The recently released CEE Report on the state of transformation in South Africa was disappointing to say the least. Too little transformation has been achieved across organisations in South Africa, in particular at senior and top management. According to the latest statistics, top management remains majority white male with almost 60% of senior management also represented by whites. Although there has been a steady improvement in the middle management and technical skills levels on average, the experiences I see in highly specialist sectors and skills categories are not reflecting as much progress.

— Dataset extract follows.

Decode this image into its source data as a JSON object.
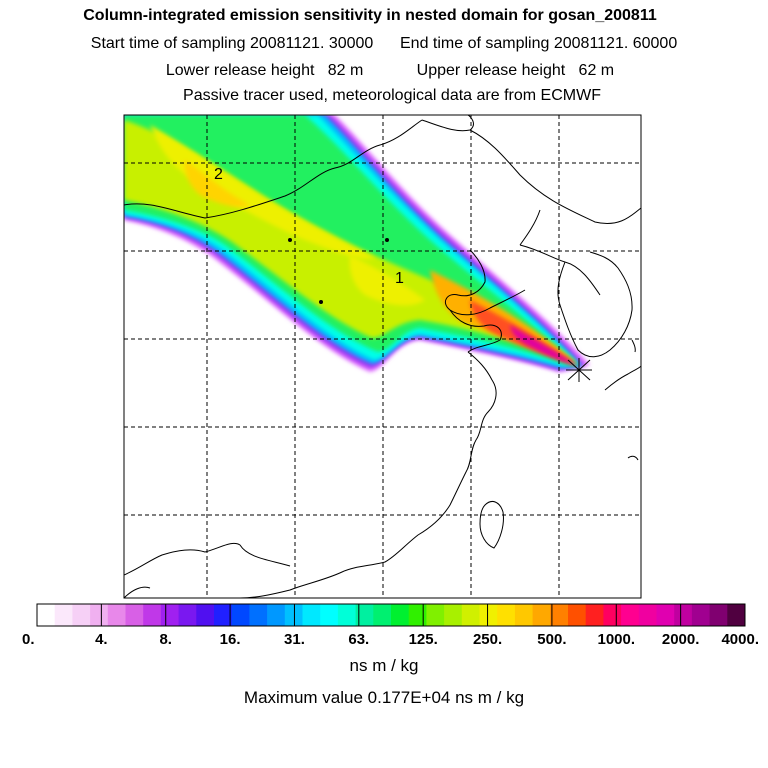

With an increasing focus by the Department of Labour in taking punitive action against non-compliant organisations, there is a very real need for companies to begin to ask themselves the difficult questions to understand why they are falling short of the goals set in their Employment Equity Plans. For me, there doesn’t seem to be any single factor responsible nor for that matter a single silver bullet to rectify the situation. Rather, it will take a concerted effort by organisations and the decision-makers within them to make different, and sometimes difficult, decisions to shake up the status quo.

Growth Areas

In a country with the conflict between escalating unemployment and a corresponding increase in skills scarcity, focus needs to be placed on the areas where job growth is going to be more tangible. Data Science, or 21st century business intelligence, is a rapidly expanding area with almost every business having to move into the realm of capturing, analysing and capitalising on the opportunities they present for business growth.

Unfortunately there is a dire lack of skill in this space with the majority of Data Scientists (as they are now known) especially those in middle, senior and top management, being 50-something white males. Attempts by organisations to recruit equity candidates into these roles are thwarted when candidates with the desired demographic profile do not meet the expectations set by the organisation. Arguably, their expectations have not yet been tempered with consideration to the realities of finding EE candidates with qualification, experience and exposure that would have been near impossible to have been accessible to them within our previous regime.

The Obstacles to the Transformation Goal

Based on my experiences, both long and recent, I believe that the challenge of upskilling and capacitating individuals to take on these more senior level roles relates to a combination of factors, laid out below for your input and comment:

1.Weak Education System

It’s a moot point, we know that our education system, in particular the public system available to the majority of South Africans, has not transformed sufficiently to produce individuals with the knowledge and skills to succeed in the 21st century. And this is particularly relevant in considering the data science realm where maths, IT and creative conceptual thinking are paramount.

Until we start producing youngsters with the foundations to access higher education in the STEM (Science Technology, Engineering & Maths) subjects we will continue to have a dearth of in-demand employees/skills.

2. Lack of Conscious Capitation

Companies are, in my opinion, managing skills development in the context of legislative compliance and not necessarily with a longer-term view. For true transformation success, organisations need to focus on capacitating individuals to take on jobs, not just in the immediate or next level, but for two levels up. Through coordinated, longer-term interventions organisations will be able to grow their own timber, building employees to fill their precise requirements.

3. Over-reliance on Aging Workforce

There are many highly competent and qualified individuals who currently occupy middle, senior and top management jobs within the business intelligence and data environment. Although most are in their fifties, changing lifestyles and the desire for individuals to work longer than the previously ‘normal’ retirement age means that many organisations are not currently experiencing the pain of skills scarcity, relying – or should that be over relying – on their existing employees.

4. Failure to Transfer Skill

Following point 3, this belief that the existing skills will remain for some time means that too few organisations have a formalised skills transfer strategy in place. The failure of HR to prioritise the strategic importance of this process, coupled with a reluctance on the part of the incumbent skilled individuals to render themselves dispensable, means that skills and institutional memory transfer will continue to hamper transformation attempts as younger candidates are not gaining access to the expected knowledge base to be considered suitable for these roles going forward.

5. Culture of Job-Hopping

Let’s face it, younger candidates are not helping themselves either. The new normal of moving jobs every year or two, causes employers to tread more carefully when it comes to investing time, money and energy in upskilling and capacitating these individuals. It’s a catch-22 because many of the reasons given by employees for why they change jobs relate to their perception of a lack of skills or professional development and promotional opportunities.

What’s the solution? Perhaps a more altruistic, industry-wide approach? Train individuals relentlessly, especially those PDI, regardless of whether you know if they will stay with you indefinitely. Formalise your skills transfer and capacitation programmes incentivising existing senior employees to achieve this transfer of knowledge. And the swings and roundabouts of what will become a must-have skill for every business, will mean that the South African corporate landscape will be better equipped to take advantage of the opportunities necessary to drive greater economic growth that will, in turn, provide employment opportunities for more South Africans of all skills and backgrounds.

Let’s chase transformation, but with a mapped route and a clear GPS tracker to measure our progress.